User -> Ruby -> MySQL
User <- Ruby <- MySQL
How do you trust the user to do administrative tasks when the user can't be trusted?
For example, how would you do something like "email verification" prior to inserting a user row using just couchDB? You can't let the user agent insert the row - because they would fill the system with spam accounts. On the other hand, there is no middle layer either that can insert the row after they click the link in the email.
How about this, I would assume that you would allow anyone to enter their email by creating a new record in a public table like email_verify. This is something that a public user agent could do as the table would not do anything in the application - it would just be a holding tank.
Then node.js could track the _changes feed and send an activation email while creating a new entry in a private table (like email_confirm) (node.js would serve as a trusted middle layer). If the user clicks that link and comes back then... [unknown] ... and node.js could finally create a record in the private user table (user).

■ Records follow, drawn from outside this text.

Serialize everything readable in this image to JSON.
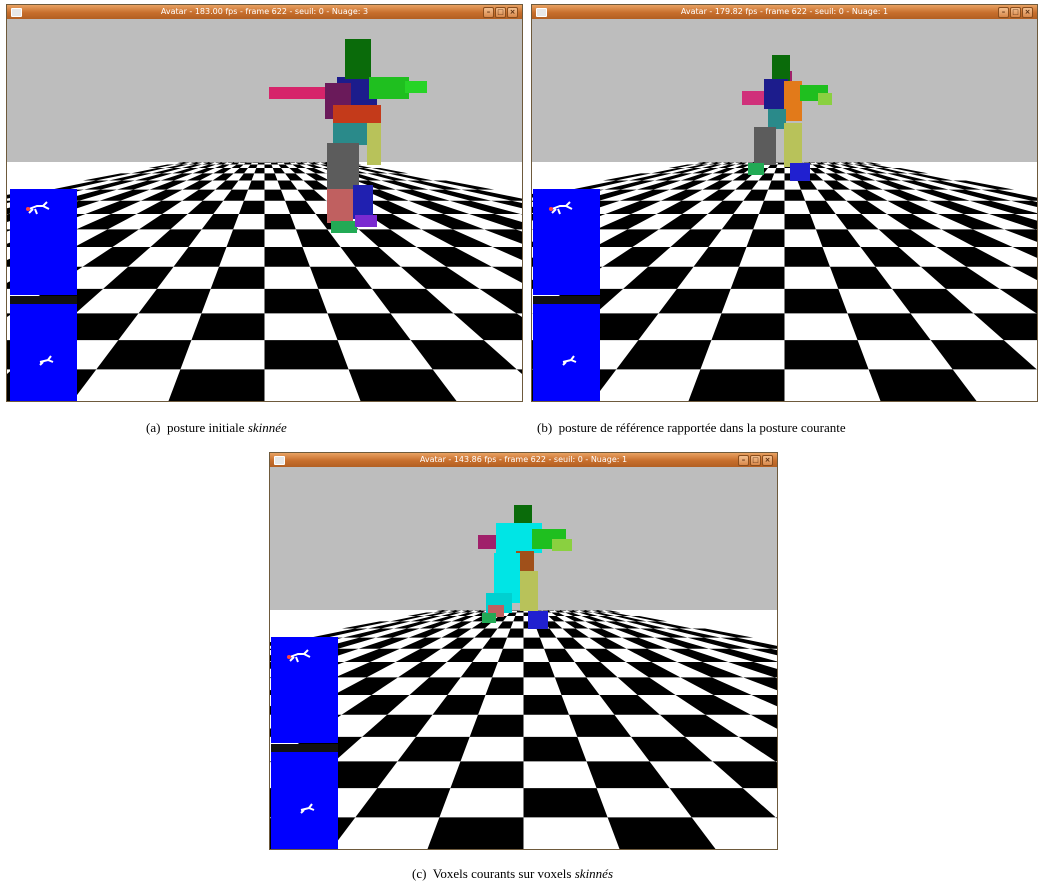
{
  "windows": [
    {
      "id": "a",
      "title": "Avatar - 183.00 fps - frame 622 - seuil: 0 - Nuage: 3",
      "buttons": [
        "–",
        "□",
        "×"
      ],
      "caption": {
        "label": "(a)",
        "text": "posture initiale ",
        "emph": "skinnée",
        "tail": ""
      }
    },
    {
      "id": "b",
      "title": "Avatar - 179.82 fps - frame 622 - seuil: 0 - Nuage: 1",
      "buttons": [
        "–",
        "□",
        "×"
      ],
      "caption": {
        "label": "(b)",
        "text": "posture de référence rapportée dans la posture courante",
        "emph": "",
        "tail": ""
      }
    },
    {
      "id": "c",
      "title": "Avatar - 143.86 fps - frame 622 - seuil: 0 - Nuage: 1",
      "buttons": [
        "–",
        "□",
        "×"
      ],
      "caption": {
        "label": "(c)",
        "text": "Voxels courants sur voxels ",
        "emph": "skinnés",
        "tail": ""
      }
    }
  ],
  "colors": {
    "sky": "#bdbdbd",
    "floor_dark": "#000000",
    "floor_light": "#ffffff",
    "inset_blue": "#0000ff",
    "titlebar": "#d07a36"
  }
}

At this point we could then rely on couchdb validation for the rest of the application since we got a confirmed user account created.

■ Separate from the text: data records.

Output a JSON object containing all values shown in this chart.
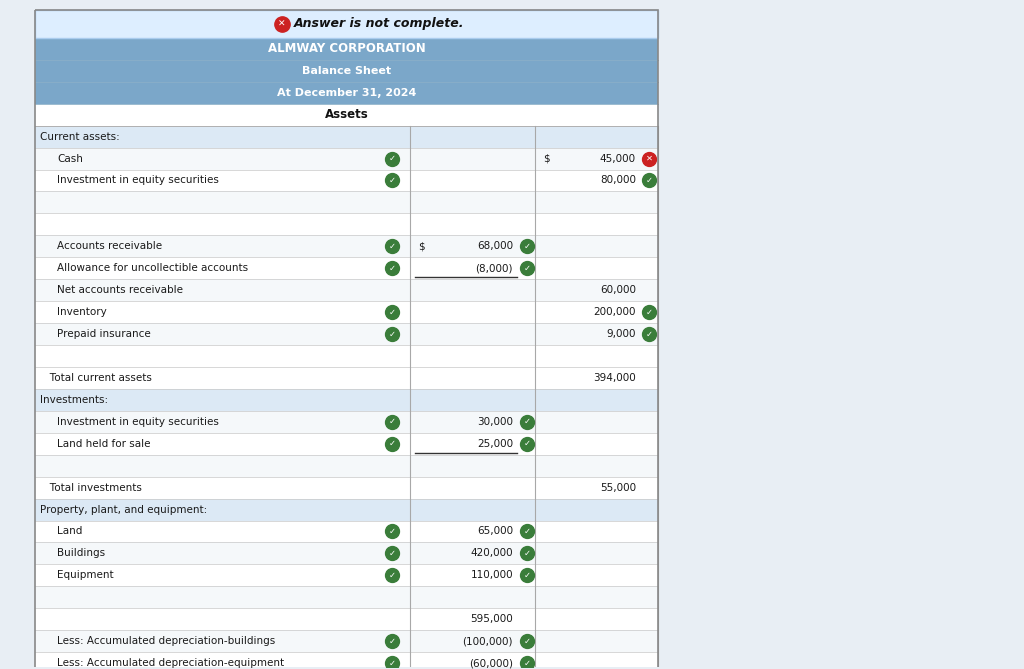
{
  "title_line1": "ALMWAY CORPORATION",
  "title_line2": "Balance Sheet",
  "title_line3": "At December 31, 2024",
  "assets_header": "Assets",
  "banner_text": "Answer is not complete.",
  "banner_bg": "#ddeeff",
  "banner_border": "#aaccee",
  "header_bg": "#7ba7c9",
  "subheader_bg": "#dce9f5",
  "row_bg_odd": "#f5f8fa",
  "row_bg_even": "#ffffff",
  "text_color": "#1a1a1a",
  "fig_bg": "#e8eef4",
  "green_check": "#3a7d3a",
  "red_x": "#cc2222",
  "rows": [
    {
      "label": "Current assets:",
      "col2": "",
      "col3": "",
      "indent": 0,
      "style": "section_header",
      "check1": false,
      "check2": false,
      "check3": false,
      "dollar2": false,
      "dollar3": false,
      "error3": false
    },
    {
      "label": "Cash",
      "col2": "",
      "col3": "45,000",
      "indent": 1,
      "style": "data",
      "check1": true,
      "check2": false,
      "check3": false,
      "dollar2": false,
      "dollar3": true,
      "error3": true
    },
    {
      "label": "Investment in equity securities",
      "col2": "",
      "col3": "80,000",
      "indent": 1,
      "style": "data",
      "check1": true,
      "check2": false,
      "check3": true,
      "dollar2": false,
      "dollar3": false,
      "error3": false
    },
    {
      "label": "",
      "col2": "",
      "col3": "",
      "indent": 0,
      "style": "empty",
      "check1": false,
      "check2": false,
      "check3": false,
      "dollar2": false,
      "dollar3": false,
      "error3": false
    },
    {
      "label": "",
      "col2": "",
      "col3": "",
      "indent": 0,
      "style": "empty",
      "check1": false,
      "check2": false,
      "check3": false,
      "dollar2": false,
      "dollar3": false,
      "error3": false
    },
    {
      "label": "Accounts receivable",
      "col2": "68,000",
      "col3": "",
      "indent": 1,
      "style": "data",
      "check1": true,
      "check2": true,
      "check3": false,
      "dollar2": true,
      "dollar3": false,
      "error3": false
    },
    {
      "label": "Allowance for uncollectible accounts",
      "col2": "(8,000)",
      "col3": "",
      "indent": 1,
      "style": "data",
      "check1": true,
      "check2": true,
      "check3": false,
      "dollar2": false,
      "dollar3": false,
      "error3": false,
      "underline_col2": true
    },
    {
      "label": "Net accounts receivable",
      "col2": "",
      "col3": "60,000",
      "indent": 1,
      "style": "data",
      "check1": false,
      "check2": false,
      "check3": false,
      "dollar2": false,
      "dollar3": false,
      "error3": false
    },
    {
      "label": "Inventory",
      "col2": "",
      "col3": "200,000",
      "indent": 1,
      "style": "data",
      "check1": true,
      "check2": false,
      "check3": true,
      "dollar2": false,
      "dollar3": false,
      "error3": false
    },
    {
      "label": "Prepaid insurance",
      "col2": "",
      "col3": "9,000",
      "indent": 1,
      "style": "data",
      "check1": true,
      "check2": false,
      "check3": true,
      "dollar2": false,
      "dollar3": false,
      "error3": false
    },
    {
      "label": "",
      "col2": "",
      "col3": "",
      "indent": 0,
      "style": "empty",
      "check1": false,
      "check2": false,
      "check3": false,
      "dollar2": false,
      "dollar3": false,
      "error3": false
    },
    {
      "label": "   Total current assets",
      "col2": "",
      "col3": "394,000",
      "indent": 0,
      "style": "total",
      "check1": false,
      "check2": false,
      "check3": false,
      "dollar2": false,
      "dollar3": false,
      "error3": false
    },
    {
      "label": "Investments:",
      "col2": "",
      "col3": "",
      "indent": 0,
      "style": "section_header",
      "check1": false,
      "check2": false,
      "check3": false,
      "dollar2": false,
      "dollar3": false,
      "error3": false
    },
    {
      "label": "Investment in equity securities",
      "col2": "30,000",
      "col3": "",
      "indent": 1,
      "style": "data",
      "check1": true,
      "check2": true,
      "check3": false,
      "dollar2": false,
      "dollar3": false,
      "error3": false
    },
    {
      "label": "Land held for sale",
      "col2": "25,000",
      "col3": "",
      "indent": 1,
      "style": "data",
      "check1": true,
      "check2": true,
      "check3": false,
      "dollar2": false,
      "dollar3": false,
      "error3": false,
      "underline_col2": true
    },
    {
      "label": "",
      "col2": "",
      "col3": "",
      "indent": 0,
      "style": "empty",
      "check1": false,
      "check2": false,
      "check3": false,
      "dollar2": false,
      "dollar3": false,
      "error3": false
    },
    {
      "label": "   Total investments",
      "col2": "",
      "col3": "55,000",
      "indent": 0,
      "style": "total",
      "check1": false,
      "check2": false,
      "check3": false,
      "dollar2": false,
      "dollar3": false,
      "error3": false
    },
    {
      "label": "Property, plant, and equipment:",
      "col2": "",
      "col3": "",
      "indent": 0,
      "style": "section_header",
      "check1": false,
      "check2": false,
      "check3": false,
      "dollar2": false,
      "dollar3": false,
      "error3": false
    },
    {
      "label": "Land",
      "col2": "65,000",
      "col3": "",
      "indent": 1,
      "style": "data",
      "check1": true,
      "check2": true,
      "check3": false,
      "dollar2": false,
      "dollar3": false,
      "error3": false
    },
    {
      "label": "Buildings",
      "col2": "420,000",
      "col3": "",
      "indent": 1,
      "style": "data",
      "check1": true,
      "check2": true,
      "check3": false,
      "dollar2": false,
      "dollar3": false,
      "error3": false
    },
    {
      "label": "Equipment",
      "col2": "110,000",
      "col3": "",
      "indent": 1,
      "style": "data",
      "check1": true,
      "check2": true,
      "check3": false,
      "dollar2": false,
      "dollar3": false,
      "error3": false
    },
    {
      "label": "",
      "col2": "",
      "col3": "",
      "indent": 0,
      "style": "empty",
      "check1": false,
      "check2": false,
      "check3": false,
      "dollar2": false,
      "dollar3": false,
      "error3": false
    },
    {
      "label": "",
      "col2": "595,000",
      "col3": "",
      "indent": 0,
      "style": "subtotal_only",
      "check1": false,
      "check2": false,
      "check3": false,
      "dollar2": false,
      "dollar3": false,
      "error3": false
    },
    {
      "label": "Less: Accumulated depreciation-buildings",
      "col2": "(100,000)",
      "col3": "",
      "indent": 1,
      "style": "data",
      "check1": true,
      "check2": true,
      "check3": false,
      "dollar2": false,
      "dollar3": false,
      "error3": false
    },
    {
      "label": "Less: Accumulated depreciation-equipment",
      "col2": "(60,000)",
      "col3": "",
      "indent": 1,
      "style": "data",
      "check1": true,
      "check2": true,
      "check3": false,
      "dollar2": false,
      "dollar3": false,
      "error3": false
    }
  ]
}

As more background lets imagine a discussion built on couchdb that anyone can register for. We don't want to allow just anyone to directly submit content without some kind of verification - yet the user agents all directly run the system. (Tables would be Thread, Comment, & User). How would this work?
I would think about adding roles to existing users in this issue.
Using couchdb's validation and changing _design/_auth can be a good idea to add email, email_verified and randomly generated email_verification_code in _users database when the user firsts registers.
To send mail, get confirmation, resend confirmation you can use external processes. (for an example usage of external process you can check couchdb-lucene).
And at last you can again do a quick check in _design/_auth in user update process if verification code matches and add verified_user role for that user.
This way all your requests would pass over couchdb, you would use external process only when you need to send mail and get confirmation.
Edit : Forgot to add (since it was pretty obvious), I would add verified_user role to database readers.
Couldn't you just make use of CouchDb's Validation ?
Users could be flagged. Upon registration, a User is added to the Users database. He gets his mail and then is flagged "valid:true" or something like this upon answering to that mail or clicking a link.
With validation users could not only be "logged in/out" but also access authorization can be implemented with more granular access rights. E.g.: Only mark threads solved if one is the author, admin, whatever...
Or does this seem impracticable?
After talking with some people on #couchdb IRC, it seems that they can't figure out out a way to do something administrative (like activation users that click on a email link) with out using a "backend" process like a node.js server which keeps track of the _changes feed.
I was hoping for a pure couchdb app - but it seems like couchdb still has a little ways to go.
Still, the good news is that you can hand off 80% of your applications logic/processing to your users. The other 20% will be 1) a node.js instance for things like sending emails or checking recaptcha and 2) record validation functions running in your couchdb, and 3) map/reduce (query) functions. These three things cannot be offloaded to something "untrusted" like a user-agent.